Foreword

Foreword

Catharine Lumby

In 1999, as a freshly minted PhD graduate and practising journalist, I was given the extraordinary privilege – call it luck if you like – of designing the University of Sydney’s first media and communications degree. MECO degrees were previously seen as “trade” degrees suitable for teaching only at non Group of Eight universities. But their popularity saw them increasingly integrated into sandstone universities where there was a general wariness about teaching subjects that did not “belong” in the traditional humanities.

Most degrees in the media and communications field at the time were badged as journalism degrees. And journalism had only recently been seen as something worthy of studying at a tertiary level. Journalists, the professional wisdom dictated, learned everything they needed to know in newsrooms, not in ivory towers. I clearly remember being hired at The Sydney Morning Herald fresh out of doing an Arts/Law degree at the University of Sydney and proudly showing the editor my CV. He put it in the bin and told me: “That’s irrelevant. I’m hiring you because you can write.”

It was an era where research-intensive universities were suspicious of offering media and communications degrees, while mainstream media industries were suspicious of their value. The University of Sydney’s MECO degree helped quell those doubts. One of the most important principles that has always grounded teaching in MECO is equipping students with the skills to enter and navigate the volatile media and communications industry sector, and to think critically while doing so.

An excellent humanities education, grounded in a degree that allows students to major in traditional humanities subjects, equips them with the ability to think critically, to research and to communicate clearly and persuasively. It also challenges them to think about the role of journalism and what we now call media content production in our democracy and our society.

Many of our graduates have gone on to have stellar careers in journalism and increasingly in strategic public relations, political communication, public policy and research, and publishing. Today, many of them will also build careers in areas like social media strategy, galleries, libraries, arts and museums, as well as game design and mobile media industries.

A wonderful addition to the MECO discipline was the merger with Digital Cultures, led by Chris Chesher and Kathy Cleland. As media and communications practice and research became increasingly focused on the digital, the complementary program offered by Digital Cultures brought critical analysis of the role of the internet in transforming the media landscape to bear on teaching professional skills and provided students with subjects that helped them navigate the changing media landscape. The merger was also transformative for MECO colleagues in their own research. A longstanding collaboration ensued.

The university sector has also evolved over the past two decades and has increasingly welcomed international students. There is no doubt that local students have benefited from this, as have their international classmates. For my MECO colleagues, integrating the experience and needs of international students was an opportunity to strengthen our focus on the global impact of our teaching and research. In a more concrete sense, teaching a large group of international students alongside local students is a fantastic opportunity to get them talking about how media and communications operate in diverse cultures and political systems.

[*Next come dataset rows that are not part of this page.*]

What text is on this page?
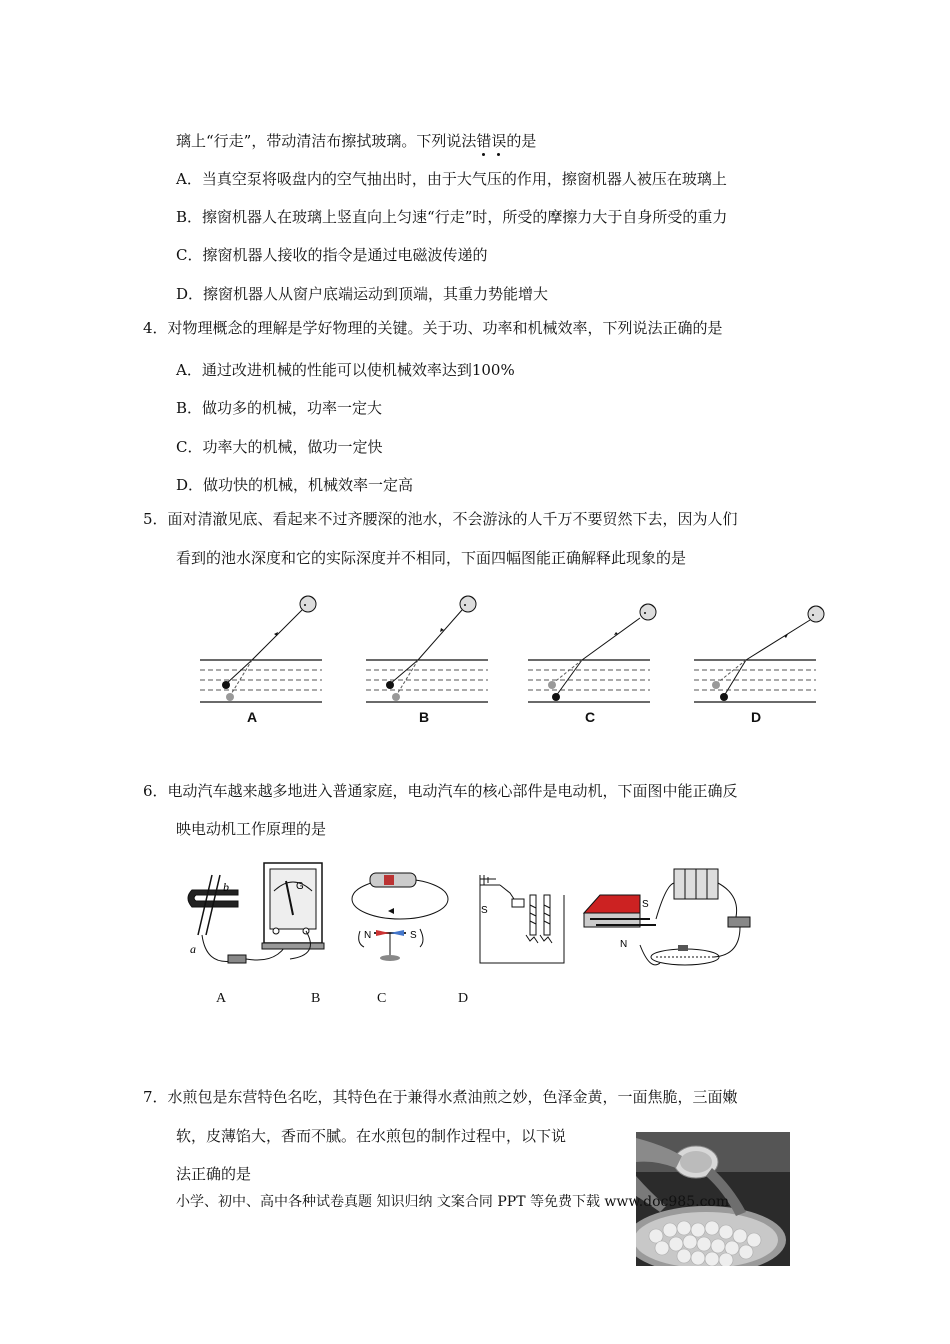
璃上“行走”，带动清洁布擦拭玻璃。下列说法错误的是
A．当真空泵将吸盘内的空气抽出时，由于大气压的作用，擦窗机器人被压在玻璃上
B．擦窗机器人在玻璃上竖直向上匀速“行走”时，所受的摩擦力大于自身所受的重力
C．擦窗机器人接收的指令是通过电磁波传递的
D．擦窗机器人从窗户底端运动到顶端，其重力势能增大
4．对物理概念的理解是学好物理的关键。关于功、功率和机械效率，下列说法正确的是
A．通过改进机械的性能可以使机械效率达到100%
B．做功多的机械，功率一定大
C．功率大的机械，做功一定快
D．做功快的机械，机械效率一定高
5．面对清澈见底、看起来不过齐腰深的池水，不会游泳的人千万不要贸然下去，因为人们
看到的池水深度和它的实际深度并不相同，下面四幅图能正确解释此现象的是
A	B	C	D
6．电动汽车越来越多地进入普通家庭，电动汽车的核心部件是电动机，下面图中能正确反
映电动机工作原理的是
b
a
G
N	S
S
S
N
A	B	C	D
7．水煎包是东营特色名吃，其特色在于兼得水煮油煎之妙，色泽金黄，一面焦脆，三面嫩
软，皮薄馅大，香而不腻。在水煎包的制作过程中，以下说
法正确的是
小学、初中、高中各种试卷真题 知识归纳 文案合同 PPT 等免费下载 www.doc985.com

From the early days, MECO has also been a leader in giving students from a wide variety of backgrounds and cultures access to education. Early on, we implemented an alternative entry pathway for students who did not have high tertiary entrance scores. The University of Sydney has traditionally been associated with students from privileged backgrounds, but in MECO we have always been passionate about social justice and inclusion in our teaching and research. When it comes to journalists and media content producers, it is very clear that diversity is still sorely lacking in Australia, and we are committed to being part of the solution by providing educational pathways for everyone.

The astonishing thing for me, looking back over the history of MECO, is the extraordinary number of brilliant researchers who have worked in the degrees and equally been passionate teachers. I can’t do the roll call, but this book tells the story. We have also produced amazing graduates, many of whom my colleagues and I are still in touch with and actively mentor.

Reading this book, I have been struck by the extraordinary journey of colleagues and students over the first two decades of the history of the Department of Media and Communications. A department that started as a small undergraduate program with high ambitions has grown into one of the most respected media and communications programs in the country, with five postgraduate programs. MECO PhD graduates have gone on to influence the field internationally.

For me, the most wonderful endorsement of the hard work and passionate engagement of my colleagues is when a journalist calls me to set up an interview and says: “You won’t remember me, but I was a MECO student, and the incredible lecturers inspired me to become a journalist. Now, can you talk about your research?”

All of us at MECO remain passionate about both teaching and researching in ways that make a genuine contribution to society and to solving very pressing, big picture problems. Join us. We are good at conversations because we are experts in communication.